Mais pour les associations temporelles, on ne savait pas grand-chose, sinon que l’intervalle séparant les deux événements pouvait être aussi long que 20 secondes, ce qui avait été préalablement démontré pour une étude antérieure de Tonegawa. Cette dernière mettait de plus en évidence un circuit neuronal nécessaire à l’établissement de ce phénomène. Appelé le circuit monosynaptique, il relie la couche 3 du cortex entorhinal à la région CA1 de l’hippocampe. Ce cortex entorhinal est en quelque sorte la porte d’entrée de l’hippocampe qui reçoit de l’information des régions sensorielles du cortex.
Ce que révèle la nouvelle étude, c’est la présence d’un autre circuit, inconnu auparavant, qui peut inhiber le circuit monosynaptique, et donc empêcher la formation d’une association temporelle entre deux stimuli. Ce circuit a pour origine des neurones de la couche 2 du cortex entorhinal (en vert sur l’image ci-haut) qui excite des neurones inhibiteurs de la région CA1 de l’hippocampe (en bleu sur l’image ci-haut). Ces derniers vont alors pouvoir inhiber l’activité des neurones de CA1 contribuant au circuit monosynaptique qui favorise les associations temporelles.
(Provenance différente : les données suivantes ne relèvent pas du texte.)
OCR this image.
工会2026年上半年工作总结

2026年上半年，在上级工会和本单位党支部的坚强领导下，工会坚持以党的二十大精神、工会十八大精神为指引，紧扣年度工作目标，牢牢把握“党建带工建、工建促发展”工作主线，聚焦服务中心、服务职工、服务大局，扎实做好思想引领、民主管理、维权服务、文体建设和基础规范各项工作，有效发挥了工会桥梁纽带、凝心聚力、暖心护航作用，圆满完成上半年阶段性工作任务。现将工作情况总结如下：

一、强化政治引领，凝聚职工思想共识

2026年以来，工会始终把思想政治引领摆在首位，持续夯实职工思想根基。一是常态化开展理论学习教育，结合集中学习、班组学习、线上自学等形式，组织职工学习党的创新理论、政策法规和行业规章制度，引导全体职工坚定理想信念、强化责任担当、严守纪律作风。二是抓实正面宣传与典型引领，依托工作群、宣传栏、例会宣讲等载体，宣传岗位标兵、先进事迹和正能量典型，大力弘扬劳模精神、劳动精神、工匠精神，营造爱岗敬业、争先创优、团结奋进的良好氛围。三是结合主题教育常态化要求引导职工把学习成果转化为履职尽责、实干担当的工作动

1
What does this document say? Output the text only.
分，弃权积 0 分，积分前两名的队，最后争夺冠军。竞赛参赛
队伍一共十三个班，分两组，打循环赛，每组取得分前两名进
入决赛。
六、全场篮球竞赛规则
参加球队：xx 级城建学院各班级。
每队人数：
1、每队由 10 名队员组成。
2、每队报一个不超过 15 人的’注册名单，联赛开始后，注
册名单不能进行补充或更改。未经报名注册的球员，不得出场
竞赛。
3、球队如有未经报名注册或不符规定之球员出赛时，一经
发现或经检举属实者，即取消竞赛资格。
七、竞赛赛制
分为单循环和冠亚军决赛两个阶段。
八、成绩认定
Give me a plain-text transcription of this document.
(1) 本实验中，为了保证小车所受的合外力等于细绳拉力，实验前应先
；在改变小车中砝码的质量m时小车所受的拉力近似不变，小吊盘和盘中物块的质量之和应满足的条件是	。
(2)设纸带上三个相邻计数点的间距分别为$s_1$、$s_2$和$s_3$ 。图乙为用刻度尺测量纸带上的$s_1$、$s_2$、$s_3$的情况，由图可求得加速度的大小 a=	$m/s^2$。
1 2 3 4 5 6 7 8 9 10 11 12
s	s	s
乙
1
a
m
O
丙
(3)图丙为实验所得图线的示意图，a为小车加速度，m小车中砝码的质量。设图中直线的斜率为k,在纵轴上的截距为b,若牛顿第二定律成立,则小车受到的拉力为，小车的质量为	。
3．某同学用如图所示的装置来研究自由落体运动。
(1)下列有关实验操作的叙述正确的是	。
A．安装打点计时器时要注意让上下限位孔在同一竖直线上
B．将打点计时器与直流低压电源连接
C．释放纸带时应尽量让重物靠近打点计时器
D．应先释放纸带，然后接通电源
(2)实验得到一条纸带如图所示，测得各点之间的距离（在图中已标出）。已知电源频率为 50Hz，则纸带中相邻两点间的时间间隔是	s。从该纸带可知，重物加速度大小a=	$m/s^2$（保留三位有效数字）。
La présence de ce « frein » capable de limiter la fenêtre temporelle durant laquelle une association peut se créer a sans doute lui aussi un rôle fonctionnel important. En effet, il ne serait pas très adaptatif de retenir comme des causes et des effets des phénomènes distants dans le temps qui n’ont rien à voir l’un avec l’autre. Ce circuit inhibiteur contribue donc sans doute à établir une limite temporelle au-delà de laquelle il n’est plus utile de retenir un lien de causalité possible entre deux événements.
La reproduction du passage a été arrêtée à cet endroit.